E-COMMERCE - JAKARTA. The Indonesian e-Commerce Association (idEA) has called on the government to postpone the implementation of a new tax regulation for e-commerce companies, fearing that unprepared taxpayers and unequal treatment could deter growth.
idEA chairman Ignatius Untung said that while Finance Ministry Regulation No: 210/2018 did not impose any new taxes, it required online sellers to register their tax numbers (NPWP) and personal Identity cards (IDs).
The regulation was announced earlier this month and is to take effect on April 1.
Under the regulation, online sellers with annual revenues below Rp 4.8 billion (US$339,835) are required to pay a 0.5 percent tax for small and medium enterprises (SMEs), whereas sellers making above Rp 4.8 billion per year must pay taxes according to the appropriate tax rate.

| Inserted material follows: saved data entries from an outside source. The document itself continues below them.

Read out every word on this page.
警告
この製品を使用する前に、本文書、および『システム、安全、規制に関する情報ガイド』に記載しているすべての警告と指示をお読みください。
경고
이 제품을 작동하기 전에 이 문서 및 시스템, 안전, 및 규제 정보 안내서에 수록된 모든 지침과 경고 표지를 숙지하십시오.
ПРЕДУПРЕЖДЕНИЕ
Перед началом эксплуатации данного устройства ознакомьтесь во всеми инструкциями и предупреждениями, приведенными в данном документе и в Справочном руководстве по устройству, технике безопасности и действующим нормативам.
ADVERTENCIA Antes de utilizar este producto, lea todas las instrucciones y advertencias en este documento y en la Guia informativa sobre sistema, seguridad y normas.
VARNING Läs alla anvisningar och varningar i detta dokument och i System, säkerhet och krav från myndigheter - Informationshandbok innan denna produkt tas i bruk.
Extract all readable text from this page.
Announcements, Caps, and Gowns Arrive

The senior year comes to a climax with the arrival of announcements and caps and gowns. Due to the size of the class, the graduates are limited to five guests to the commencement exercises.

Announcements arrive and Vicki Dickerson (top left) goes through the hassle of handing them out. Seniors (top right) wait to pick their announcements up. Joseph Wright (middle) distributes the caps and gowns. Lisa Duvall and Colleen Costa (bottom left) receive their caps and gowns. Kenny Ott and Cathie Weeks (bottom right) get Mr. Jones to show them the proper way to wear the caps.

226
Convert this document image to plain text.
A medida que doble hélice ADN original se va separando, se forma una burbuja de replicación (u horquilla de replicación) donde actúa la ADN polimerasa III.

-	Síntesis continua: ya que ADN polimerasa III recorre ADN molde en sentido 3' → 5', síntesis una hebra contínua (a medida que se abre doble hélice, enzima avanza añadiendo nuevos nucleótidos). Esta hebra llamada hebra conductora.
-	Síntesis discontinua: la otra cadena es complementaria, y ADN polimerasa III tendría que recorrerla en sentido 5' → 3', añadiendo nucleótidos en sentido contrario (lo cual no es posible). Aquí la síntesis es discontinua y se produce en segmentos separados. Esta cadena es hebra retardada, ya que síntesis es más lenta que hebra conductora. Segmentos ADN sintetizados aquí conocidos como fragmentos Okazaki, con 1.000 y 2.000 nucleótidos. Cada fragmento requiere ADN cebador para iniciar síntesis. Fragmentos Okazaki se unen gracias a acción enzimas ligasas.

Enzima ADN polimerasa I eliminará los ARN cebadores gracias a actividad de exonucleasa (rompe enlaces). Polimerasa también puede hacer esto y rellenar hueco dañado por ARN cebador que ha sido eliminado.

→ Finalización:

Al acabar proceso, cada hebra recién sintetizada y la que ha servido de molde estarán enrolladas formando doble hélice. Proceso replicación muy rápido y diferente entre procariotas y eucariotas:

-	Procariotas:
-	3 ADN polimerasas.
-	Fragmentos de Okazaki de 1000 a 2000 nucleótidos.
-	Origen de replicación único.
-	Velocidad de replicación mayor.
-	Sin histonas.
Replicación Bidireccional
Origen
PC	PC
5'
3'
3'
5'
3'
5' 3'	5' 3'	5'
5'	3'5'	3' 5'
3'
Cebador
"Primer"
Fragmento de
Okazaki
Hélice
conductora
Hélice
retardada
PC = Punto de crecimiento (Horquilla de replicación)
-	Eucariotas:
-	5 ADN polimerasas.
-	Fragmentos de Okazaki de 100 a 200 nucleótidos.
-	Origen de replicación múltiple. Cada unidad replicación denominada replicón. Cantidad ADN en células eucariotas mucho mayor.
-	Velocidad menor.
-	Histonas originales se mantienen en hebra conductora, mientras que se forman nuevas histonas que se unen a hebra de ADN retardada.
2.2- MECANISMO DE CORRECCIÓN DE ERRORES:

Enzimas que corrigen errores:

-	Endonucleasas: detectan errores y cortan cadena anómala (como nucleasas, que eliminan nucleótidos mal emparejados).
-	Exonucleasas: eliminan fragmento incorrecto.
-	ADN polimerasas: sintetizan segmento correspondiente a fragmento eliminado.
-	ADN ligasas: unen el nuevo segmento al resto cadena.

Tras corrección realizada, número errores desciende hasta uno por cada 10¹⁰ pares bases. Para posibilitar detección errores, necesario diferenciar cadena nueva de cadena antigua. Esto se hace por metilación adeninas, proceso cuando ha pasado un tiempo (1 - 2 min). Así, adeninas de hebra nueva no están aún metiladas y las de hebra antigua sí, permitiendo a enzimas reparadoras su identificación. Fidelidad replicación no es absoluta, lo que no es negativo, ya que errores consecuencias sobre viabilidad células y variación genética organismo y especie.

“Many sellers on online marketplaces are micro businesses that are still testing the waters,” Untung told reporters at a press conference on Monday.
Furthermore, the association said the rule targeted online sellers that only operated on e-commerce platforms, whereas an idEA study found that only 19 percent of online sellers operated exclusively on e-commerce platforms and that 85 percent of sellers used either social media or both e-commerce platforms and social media.
Untung emphasized that the request to postpone the regulation did not mean that idEA was encouraging online sellers to evade tax, and that it had made the request because the government had not elaborated on how much the regulation would contribute to the economy.
“We would rather have the government improve the overall taxation system and conduct a general study with us to determine the economic benefits of the regulation before implementing it,” he said.